Two Epigrams From Grumpy Grammarians

11.140 Loukillios

“To those chattering song-fighters at the feast,
The greased-up grammarians of Aristarchus,
Men who don’t like to joke or drink but lie there
Playing childish games with Nestor and Priam,
Don’t leave me—in their words—to be “booty and spoil”.
Today I am not eating “Goddess, sing the rage…”

Τούτοις τοῖς παρὰ δεῖπνον ἀοιδομάχοις λογολέσχαις,
τοῖς ἀπ’ ᾿Αριστάρχου γραμματολικριφίσιν,
οἷς οὐ σκῶμμα λέγειν, οὐ πεῖν φίλον, ἀλλ’ ἀνάκεινται
νηπυτιευόμενοι Νέστορι καὶ Πριάμῳ,
μή με βάλῃς κατὰ λέξιν „ἕλωρ καὶ κύρμα γενέσθαι”·
σήμερον οὐ δειπνῶ „μῆνιν ἄειδε, θεά.”

11.378 Palladas

“I can’t endure a wife and grammar,
Impoverishing grammar, and a wife unjust.
The suffering from both is death and fate.
I have now just barely fled from grammar,
But I cannot retreat from this man-fighting wife:
Our contract and Roman custom forbid it!”

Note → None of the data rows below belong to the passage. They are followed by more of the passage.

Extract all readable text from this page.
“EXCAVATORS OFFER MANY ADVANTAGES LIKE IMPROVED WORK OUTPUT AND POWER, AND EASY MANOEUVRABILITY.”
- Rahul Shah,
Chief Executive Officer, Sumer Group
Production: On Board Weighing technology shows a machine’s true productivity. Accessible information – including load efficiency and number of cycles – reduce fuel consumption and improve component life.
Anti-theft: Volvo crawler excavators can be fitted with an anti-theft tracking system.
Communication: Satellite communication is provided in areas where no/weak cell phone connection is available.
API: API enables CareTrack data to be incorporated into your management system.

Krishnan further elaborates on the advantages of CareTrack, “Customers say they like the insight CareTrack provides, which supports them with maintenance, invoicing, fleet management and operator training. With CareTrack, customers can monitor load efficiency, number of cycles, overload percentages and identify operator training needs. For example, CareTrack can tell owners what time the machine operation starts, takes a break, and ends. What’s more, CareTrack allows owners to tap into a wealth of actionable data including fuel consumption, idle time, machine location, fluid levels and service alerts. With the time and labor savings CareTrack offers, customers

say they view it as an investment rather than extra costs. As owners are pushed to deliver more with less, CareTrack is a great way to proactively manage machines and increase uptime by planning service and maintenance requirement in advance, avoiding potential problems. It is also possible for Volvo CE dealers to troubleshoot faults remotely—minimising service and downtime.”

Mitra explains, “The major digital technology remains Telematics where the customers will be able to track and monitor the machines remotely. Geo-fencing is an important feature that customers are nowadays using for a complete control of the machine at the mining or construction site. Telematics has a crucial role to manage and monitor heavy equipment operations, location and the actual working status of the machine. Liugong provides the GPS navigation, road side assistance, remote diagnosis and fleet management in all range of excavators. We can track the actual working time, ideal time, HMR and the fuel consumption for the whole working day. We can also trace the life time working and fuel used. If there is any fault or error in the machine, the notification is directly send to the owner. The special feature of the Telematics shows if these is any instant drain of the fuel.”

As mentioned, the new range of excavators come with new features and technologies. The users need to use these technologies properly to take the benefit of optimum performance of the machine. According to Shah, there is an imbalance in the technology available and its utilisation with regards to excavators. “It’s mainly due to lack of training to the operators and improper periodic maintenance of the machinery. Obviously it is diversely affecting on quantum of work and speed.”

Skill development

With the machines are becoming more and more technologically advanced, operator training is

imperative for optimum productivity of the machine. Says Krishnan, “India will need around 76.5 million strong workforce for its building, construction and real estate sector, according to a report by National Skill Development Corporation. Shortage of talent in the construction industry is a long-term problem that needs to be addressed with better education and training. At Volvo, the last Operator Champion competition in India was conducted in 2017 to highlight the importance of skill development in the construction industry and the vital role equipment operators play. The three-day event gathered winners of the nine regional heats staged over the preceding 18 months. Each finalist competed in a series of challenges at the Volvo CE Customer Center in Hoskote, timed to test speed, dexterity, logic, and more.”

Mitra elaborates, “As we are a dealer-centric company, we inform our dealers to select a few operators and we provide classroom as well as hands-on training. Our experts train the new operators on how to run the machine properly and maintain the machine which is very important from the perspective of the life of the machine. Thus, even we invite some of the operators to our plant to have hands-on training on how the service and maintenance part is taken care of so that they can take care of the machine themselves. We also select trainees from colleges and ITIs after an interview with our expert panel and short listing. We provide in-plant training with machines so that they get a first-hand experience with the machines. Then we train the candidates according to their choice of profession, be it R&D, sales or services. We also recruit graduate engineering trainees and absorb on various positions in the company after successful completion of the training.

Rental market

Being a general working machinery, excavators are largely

Οὐ δύναμαι γαμετῆς καὶ γραμματικῆς ἀνέχεσθαι,
γραμματικῆς ἀπόρου καὶ γαμετῆς ἀδίκου.
ἀμφοτέρων τὰ πάθη θάνατος καὶ μοῖρα τέτυκται.
τὴν οὖν γραμματικὴν νῦν μόλις ἐξέφυγον,
οὐ δύναμαι δ’ ἀλόχου τῆς ἀνδρομάχης ἀναχωρεῖν·
εἴργει γὰρ χάρτης καὶ νόμος Αὐσόνιος.